The depositary may receive ADSs instead of ordinary shares to close out a pre-release. The depositary may pre-release ADSs only
under the following conditions: (1) before or at the time of the pre-release, the person to whom the pre-release is being made
represents to the depositary in writing that it or its customer owns the ordinary shares or ADSs to be deposited; (2) the pre-release
is fully collateralized with cash or other collateral that the depositary considers appropriate; and (3) the depositary must be
able to close out the pre-release on not more than five business days’ notice. In addition, the depositary will limit the
number of ADSs that may be outstanding at any time as a result of pre-release, although the depositary may disregard the limit
from time to time if it thinks it is appropriate to do so.
Direct Registration
System
In the deposit agreement,
all parties to the deposit agreement acknowledge that DRS and the Profile Modification System, or Profile, will apply to uncertificated
ADSs upon acceptance thereof to DRS by DTC. DRS is the system administered by DTC under which the depositary may register the
ownership of uncertificated ADSs, which ownership will be confirmed by periodic statements sent by the depositary to the registered
holders of uncertificated ADSs. Profile is a required feature of DRS that allows a DTC participant, claiming to act on behalf
of a registered holder of ADSs, to direct the depositary to register a transfer of those ADSs to DTC or its nominee and to deliver
those ADSs to the DTC account of that DTC participant without receipt by the depositary of prior authorization from the ADS holder
to register that transfer.
In connection with
and in accordance with the arrangements and procedures relating to DRS/Profile, the parties to the deposit agreement understand
that the depositary will not determine whether the DTC participant that is claiming to be acting on behalf of an ADS holder in
requesting registration of transfer and delivery described in the paragraph above has the actual authority to act on behalf of
the ADS holder (notwithstanding any requirements under the Uniform Commercial Code).

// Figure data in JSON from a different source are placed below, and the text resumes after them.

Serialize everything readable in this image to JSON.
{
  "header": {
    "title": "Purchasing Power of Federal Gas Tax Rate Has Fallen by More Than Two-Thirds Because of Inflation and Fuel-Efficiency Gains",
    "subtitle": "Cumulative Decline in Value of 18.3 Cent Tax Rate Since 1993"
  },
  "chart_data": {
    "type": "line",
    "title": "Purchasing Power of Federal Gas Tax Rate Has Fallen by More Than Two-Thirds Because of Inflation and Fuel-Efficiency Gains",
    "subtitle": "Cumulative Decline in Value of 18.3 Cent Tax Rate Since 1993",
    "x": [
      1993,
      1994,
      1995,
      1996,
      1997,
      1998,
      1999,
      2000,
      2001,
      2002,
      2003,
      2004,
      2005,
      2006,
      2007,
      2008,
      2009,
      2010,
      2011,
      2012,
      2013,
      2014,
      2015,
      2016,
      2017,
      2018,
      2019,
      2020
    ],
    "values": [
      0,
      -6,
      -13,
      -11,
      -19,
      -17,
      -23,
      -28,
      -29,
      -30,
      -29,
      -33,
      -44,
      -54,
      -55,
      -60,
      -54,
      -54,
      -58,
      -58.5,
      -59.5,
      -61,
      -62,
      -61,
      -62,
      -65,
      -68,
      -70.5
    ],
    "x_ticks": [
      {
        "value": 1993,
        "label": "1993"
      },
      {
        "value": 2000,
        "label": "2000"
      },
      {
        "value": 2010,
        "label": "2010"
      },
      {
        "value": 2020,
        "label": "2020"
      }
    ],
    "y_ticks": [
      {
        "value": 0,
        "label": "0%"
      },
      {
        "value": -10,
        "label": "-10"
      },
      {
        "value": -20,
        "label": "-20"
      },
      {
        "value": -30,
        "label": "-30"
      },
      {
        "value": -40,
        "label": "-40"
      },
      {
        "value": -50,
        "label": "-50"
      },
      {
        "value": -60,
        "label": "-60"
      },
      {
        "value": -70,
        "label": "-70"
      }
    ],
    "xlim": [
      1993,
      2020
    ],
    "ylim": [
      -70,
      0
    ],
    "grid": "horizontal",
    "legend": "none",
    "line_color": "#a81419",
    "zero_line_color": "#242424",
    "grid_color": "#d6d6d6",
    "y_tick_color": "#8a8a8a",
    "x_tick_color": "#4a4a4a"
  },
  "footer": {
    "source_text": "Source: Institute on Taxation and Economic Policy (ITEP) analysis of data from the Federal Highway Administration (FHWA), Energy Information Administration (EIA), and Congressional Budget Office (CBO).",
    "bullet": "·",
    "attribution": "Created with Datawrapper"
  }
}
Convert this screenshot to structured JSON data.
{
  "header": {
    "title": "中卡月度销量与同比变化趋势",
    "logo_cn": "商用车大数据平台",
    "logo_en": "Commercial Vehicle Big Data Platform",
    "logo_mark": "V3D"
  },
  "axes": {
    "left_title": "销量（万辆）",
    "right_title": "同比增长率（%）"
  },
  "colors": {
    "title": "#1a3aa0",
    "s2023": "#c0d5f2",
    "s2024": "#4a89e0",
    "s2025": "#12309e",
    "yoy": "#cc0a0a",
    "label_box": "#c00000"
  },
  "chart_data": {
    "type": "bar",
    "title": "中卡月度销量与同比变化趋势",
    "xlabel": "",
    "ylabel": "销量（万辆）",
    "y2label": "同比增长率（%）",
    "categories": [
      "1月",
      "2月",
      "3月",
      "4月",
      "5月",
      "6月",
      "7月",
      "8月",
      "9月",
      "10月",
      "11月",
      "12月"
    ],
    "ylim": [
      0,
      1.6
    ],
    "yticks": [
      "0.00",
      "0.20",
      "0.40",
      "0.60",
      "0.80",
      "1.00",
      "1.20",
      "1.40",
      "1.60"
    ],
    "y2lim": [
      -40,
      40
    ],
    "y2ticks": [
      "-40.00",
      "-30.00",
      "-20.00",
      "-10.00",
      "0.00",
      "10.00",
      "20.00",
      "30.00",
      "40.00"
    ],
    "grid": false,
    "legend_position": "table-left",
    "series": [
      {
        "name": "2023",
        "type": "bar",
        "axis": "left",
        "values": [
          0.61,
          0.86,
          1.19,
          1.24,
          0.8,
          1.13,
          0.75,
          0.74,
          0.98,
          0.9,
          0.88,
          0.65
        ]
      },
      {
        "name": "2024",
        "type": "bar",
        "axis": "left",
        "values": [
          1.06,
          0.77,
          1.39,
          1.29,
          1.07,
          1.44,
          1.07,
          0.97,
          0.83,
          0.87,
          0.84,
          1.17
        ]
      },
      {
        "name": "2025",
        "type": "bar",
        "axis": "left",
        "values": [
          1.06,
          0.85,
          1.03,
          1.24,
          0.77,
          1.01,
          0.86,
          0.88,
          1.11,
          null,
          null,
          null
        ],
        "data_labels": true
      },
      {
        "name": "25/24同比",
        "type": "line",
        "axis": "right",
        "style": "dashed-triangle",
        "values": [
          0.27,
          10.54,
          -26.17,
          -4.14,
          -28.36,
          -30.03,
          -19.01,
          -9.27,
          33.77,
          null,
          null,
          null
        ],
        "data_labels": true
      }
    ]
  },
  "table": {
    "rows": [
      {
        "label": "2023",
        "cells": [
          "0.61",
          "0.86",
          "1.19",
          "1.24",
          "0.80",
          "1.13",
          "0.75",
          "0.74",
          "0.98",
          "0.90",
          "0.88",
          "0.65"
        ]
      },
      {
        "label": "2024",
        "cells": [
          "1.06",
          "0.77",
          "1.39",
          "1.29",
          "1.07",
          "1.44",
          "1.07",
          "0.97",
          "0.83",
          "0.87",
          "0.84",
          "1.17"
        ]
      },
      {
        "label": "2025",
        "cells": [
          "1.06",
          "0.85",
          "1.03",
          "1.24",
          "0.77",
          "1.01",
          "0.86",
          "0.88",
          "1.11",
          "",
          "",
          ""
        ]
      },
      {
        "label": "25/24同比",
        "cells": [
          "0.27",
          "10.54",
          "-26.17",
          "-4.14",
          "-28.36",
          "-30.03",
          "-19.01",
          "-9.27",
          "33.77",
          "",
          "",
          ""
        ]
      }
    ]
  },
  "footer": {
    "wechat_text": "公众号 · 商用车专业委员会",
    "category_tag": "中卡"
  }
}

In the deposit agreement, the parties agree
that the depositary’s reliance on and compliance with instructions received by the depositary through the DRS/Profile System
and in accordance with the deposit agreement will not constitute negligence or bad faith on the part of the depositary.
Shareholder communications;
inspection of register of holders of ADSs
The depositary will
make available for your inspection at its office all communications that it receives from us as a holder of deposited securities
that we make generally available to holders of deposited securities. The depositary will send you copies of those communications
if we ask it to. You have a right to inspect the register of holders of ADSs, but not for the purpose of contacting those holders
about a matter unrelated to our business or the ADSs.